Q2) “Is labeling RML wrong itself risky?”
Early on, you will mislabel. That’s normal.
Treat labels as:
Best current hypotheses, updateable over time.
What’s riskier is the default state:
“We don’t know which world we’re in, so we guess mid-incident.”
It’s safer to label, learn, and refine than to operate without a shared map.
Q3) “We’re a small startup—we can’t do all this.”
Small orgs often need RML more, not less—because you can’t afford repeated history-grade mistakes.
Start with minimal scoping:
- “Payments are RML-3 and we treat them seriously.”
- “Everything else stays RML-2 unless proven otherwise.”
Early boundaries make later growth easier.
5) A small homework assignment
One small exercise to make this “your team’s book”:
Write down three RML-3-ish events in your environment.

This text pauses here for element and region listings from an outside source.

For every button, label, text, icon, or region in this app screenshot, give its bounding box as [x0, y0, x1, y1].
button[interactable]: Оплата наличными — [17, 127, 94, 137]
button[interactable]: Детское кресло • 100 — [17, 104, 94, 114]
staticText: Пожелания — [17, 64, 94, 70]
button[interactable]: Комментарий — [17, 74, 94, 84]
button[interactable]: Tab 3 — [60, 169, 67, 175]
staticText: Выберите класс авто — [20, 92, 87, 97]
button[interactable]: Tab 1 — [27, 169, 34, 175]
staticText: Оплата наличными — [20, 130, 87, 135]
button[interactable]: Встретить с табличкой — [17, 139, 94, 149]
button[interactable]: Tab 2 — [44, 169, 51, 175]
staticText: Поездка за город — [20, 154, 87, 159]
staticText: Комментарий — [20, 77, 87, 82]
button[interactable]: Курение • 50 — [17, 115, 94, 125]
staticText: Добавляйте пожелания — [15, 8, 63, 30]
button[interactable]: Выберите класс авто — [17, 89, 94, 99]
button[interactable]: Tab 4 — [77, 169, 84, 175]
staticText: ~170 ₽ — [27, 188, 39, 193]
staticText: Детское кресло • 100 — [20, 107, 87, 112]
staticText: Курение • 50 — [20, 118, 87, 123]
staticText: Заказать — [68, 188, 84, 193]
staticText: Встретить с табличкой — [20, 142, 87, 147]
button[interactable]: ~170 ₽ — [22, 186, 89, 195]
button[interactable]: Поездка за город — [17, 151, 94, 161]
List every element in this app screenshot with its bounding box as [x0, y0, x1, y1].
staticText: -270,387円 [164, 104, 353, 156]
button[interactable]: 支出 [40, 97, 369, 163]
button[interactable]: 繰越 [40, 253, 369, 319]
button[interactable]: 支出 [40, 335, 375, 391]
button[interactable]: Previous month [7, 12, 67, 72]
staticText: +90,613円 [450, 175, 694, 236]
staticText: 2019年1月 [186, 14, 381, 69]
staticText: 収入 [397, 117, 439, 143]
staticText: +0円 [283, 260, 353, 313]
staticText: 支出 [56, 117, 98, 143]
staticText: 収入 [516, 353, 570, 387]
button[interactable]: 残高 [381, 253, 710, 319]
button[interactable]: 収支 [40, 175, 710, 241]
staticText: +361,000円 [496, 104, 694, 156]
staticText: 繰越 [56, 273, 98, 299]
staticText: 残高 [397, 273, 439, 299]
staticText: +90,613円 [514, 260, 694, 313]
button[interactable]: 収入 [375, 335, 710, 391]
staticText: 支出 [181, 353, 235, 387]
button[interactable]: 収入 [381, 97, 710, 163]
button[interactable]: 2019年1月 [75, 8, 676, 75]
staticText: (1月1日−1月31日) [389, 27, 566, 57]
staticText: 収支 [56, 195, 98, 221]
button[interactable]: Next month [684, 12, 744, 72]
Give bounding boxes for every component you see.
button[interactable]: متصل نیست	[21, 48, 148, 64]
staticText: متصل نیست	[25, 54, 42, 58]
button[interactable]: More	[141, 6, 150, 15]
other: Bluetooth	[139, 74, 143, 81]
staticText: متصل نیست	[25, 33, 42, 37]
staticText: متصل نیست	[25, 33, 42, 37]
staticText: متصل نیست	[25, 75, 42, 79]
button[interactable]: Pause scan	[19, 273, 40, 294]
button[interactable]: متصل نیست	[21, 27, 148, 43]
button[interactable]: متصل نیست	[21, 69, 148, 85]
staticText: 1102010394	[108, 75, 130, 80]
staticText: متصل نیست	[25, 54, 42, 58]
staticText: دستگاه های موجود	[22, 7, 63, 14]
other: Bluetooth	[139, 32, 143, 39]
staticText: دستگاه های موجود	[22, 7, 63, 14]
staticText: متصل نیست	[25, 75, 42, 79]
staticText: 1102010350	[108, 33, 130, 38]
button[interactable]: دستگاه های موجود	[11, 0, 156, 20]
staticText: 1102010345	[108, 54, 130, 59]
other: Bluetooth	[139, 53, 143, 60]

Past incidents or imagined “worst days” are both fine.
For each, write:
- what happened,
- who was affected,
- who owned responsibility,
- what “history residue” remains.
Those three items become page one of:
Your team’s version of The Worlds of Distributed Systems.
That’s the end of the main content of this book—for now.
Next:
Epilogue — Toward Engineering with a Worldview
From here, you can:
- remove chapters,
- rename terms,
- or refactor the entire worldview into your own.
If it helps you build systems that don’t just “work most of the time,” but are designed for trust, then the map did its job.